The investigation apparently started after 1,300 former players took the league to court in Northern California back in May. And it appears that the investigation is focused on those who are responsible for doling out medication in the locker room.

Agents from the DEA’s New York division are reaching out to former players to learn how NFL doctors and trainers get access to potent narcotics such as Percodan and Vicodin or anti-inflammatories such as Toradol, a nonaddictive prescription drug widely used around the league to treat pain.

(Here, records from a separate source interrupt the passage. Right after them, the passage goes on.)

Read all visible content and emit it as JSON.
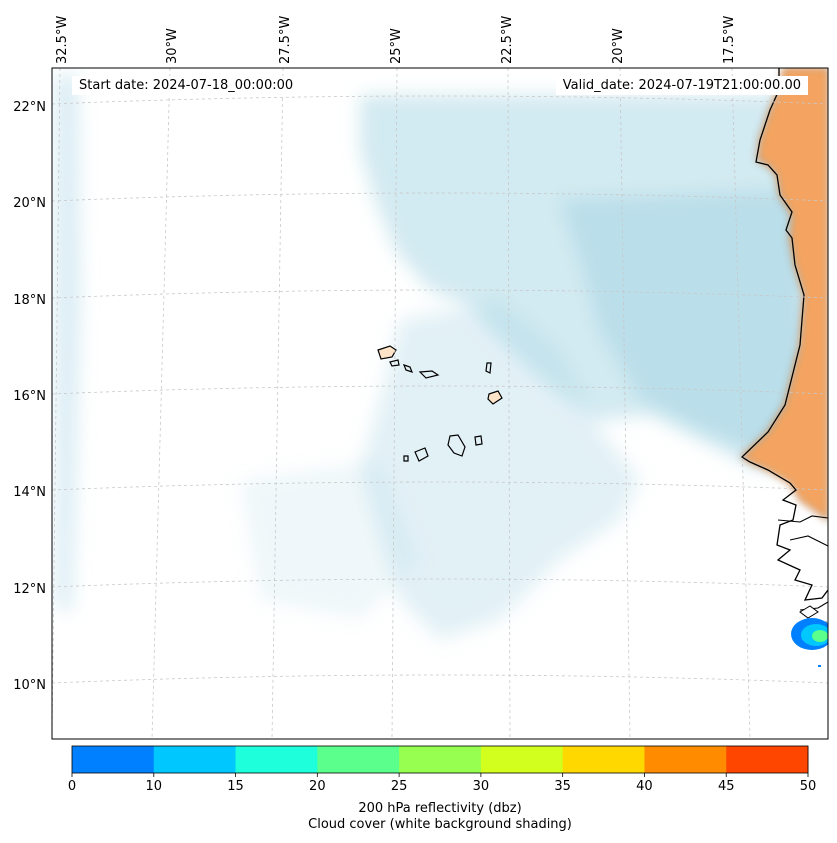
{
  "map": {
    "start_date": "Start date: 2024-07-18_00:00:00",
    "valid_date": "Valid_date: 2024-07-19T21:00:00.00",
    "longitude_labels": [
      "32.5°W",
      "30°W",
      "27.5°W",
      "25°W",
      "22.5°W",
      "20°W",
      "17.5°W"
    ],
    "latitude_labels": [
      "22°N",
      "20°N",
      "18°N",
      "16°N",
      "14°N",
      "12°N",
      "10°N"
    ],
    "land_color": "#f4a460",
    "island_fill": "#fde3c8",
    "cloud_color": "#add8e6"
  },
  "colorbar": {
    "ticks": [
      "0",
      "10",
      "15",
      "20",
      "25",
      "30",
      "35",
      "40",
      "45",
      "50"
    ],
    "colors": [
      "#0080ff",
      "#00c8ff",
      "#1effdc",
      "#5aff8c",
      "#96ff50",
      "#d2ff1e",
      "#ffd800",
      "#ff8c00",
      "#ff4600"
    ],
    "label_line1": "200 hPa reflectivity (dbz)",
    "label_line2": "Cloud cover (white background shading)"
  }
}
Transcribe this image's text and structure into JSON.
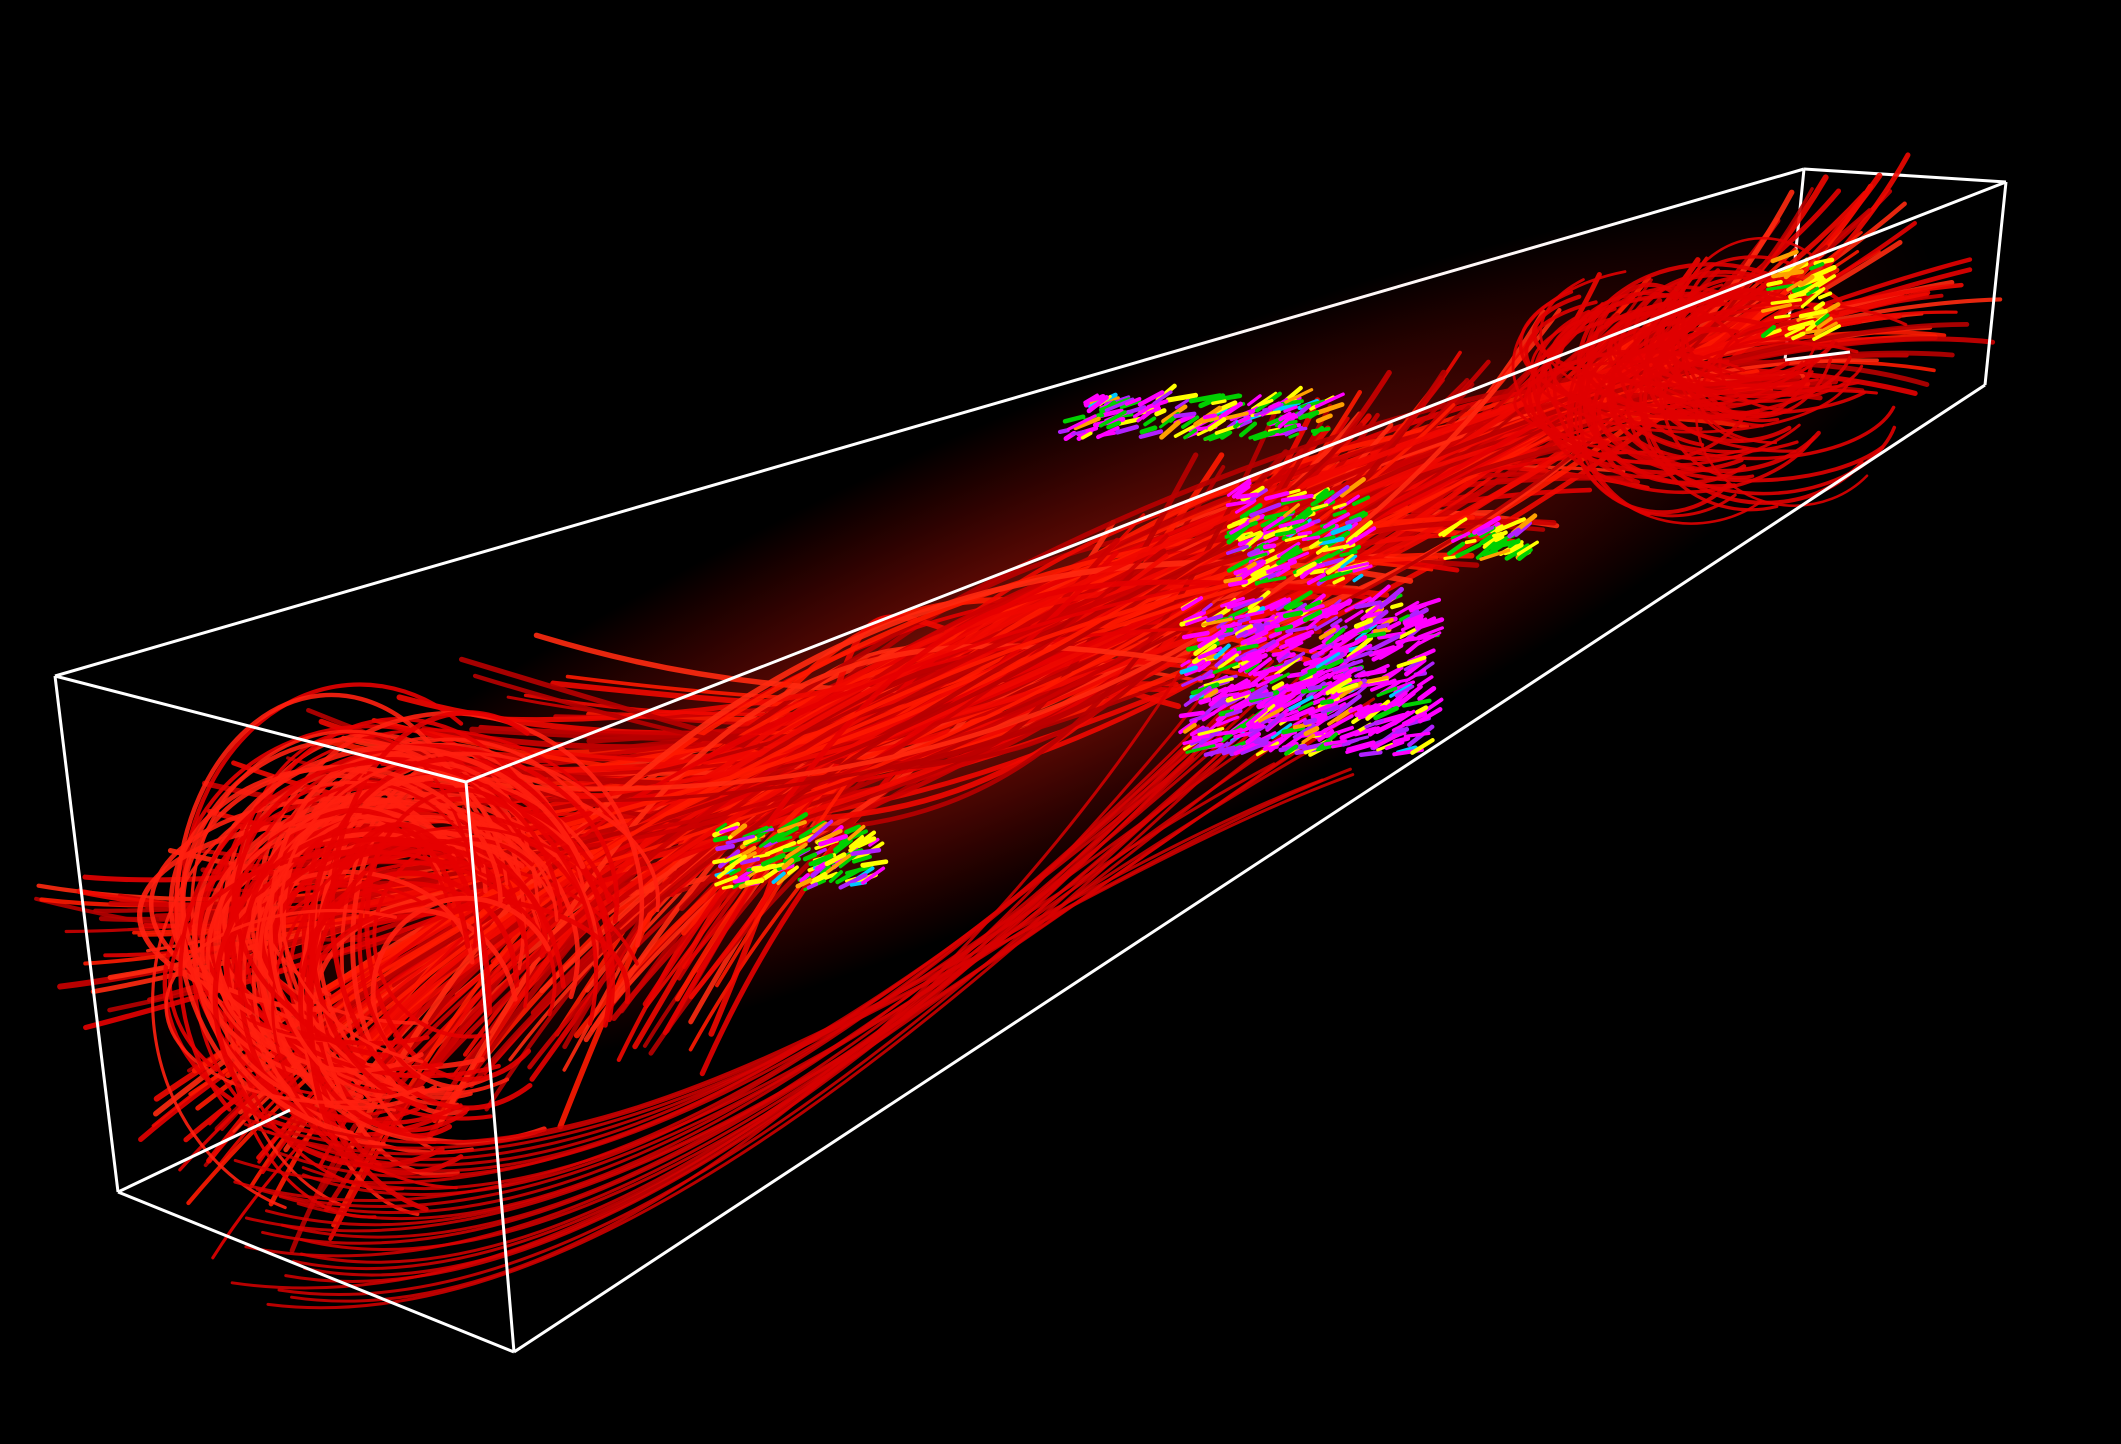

Rumors of widespread prescription drug abuse surrounded the NFL in the 1980’s and 1990’s, as many former players have attested to in the past. Heck, even one former trainer called it the “wild wild west” in terms of how the league monitered the drugs players were taking.

Both the NFL and NFLPA failed to respond to this report by the NY Daily News, but it shouldn’t be too surprising that the DEA got involved. Once the players took to court to air their issues and filed a lawsuit against the league, more information became available to the masses. Once that happened, the DEA had what it needed in order to start an investigation.

While unlikely to result in any sort of scandal, this investigation could potentially keep the NFL in the public eye as it relates to its handling of long-term health effects brought on by concussions and other head injuries.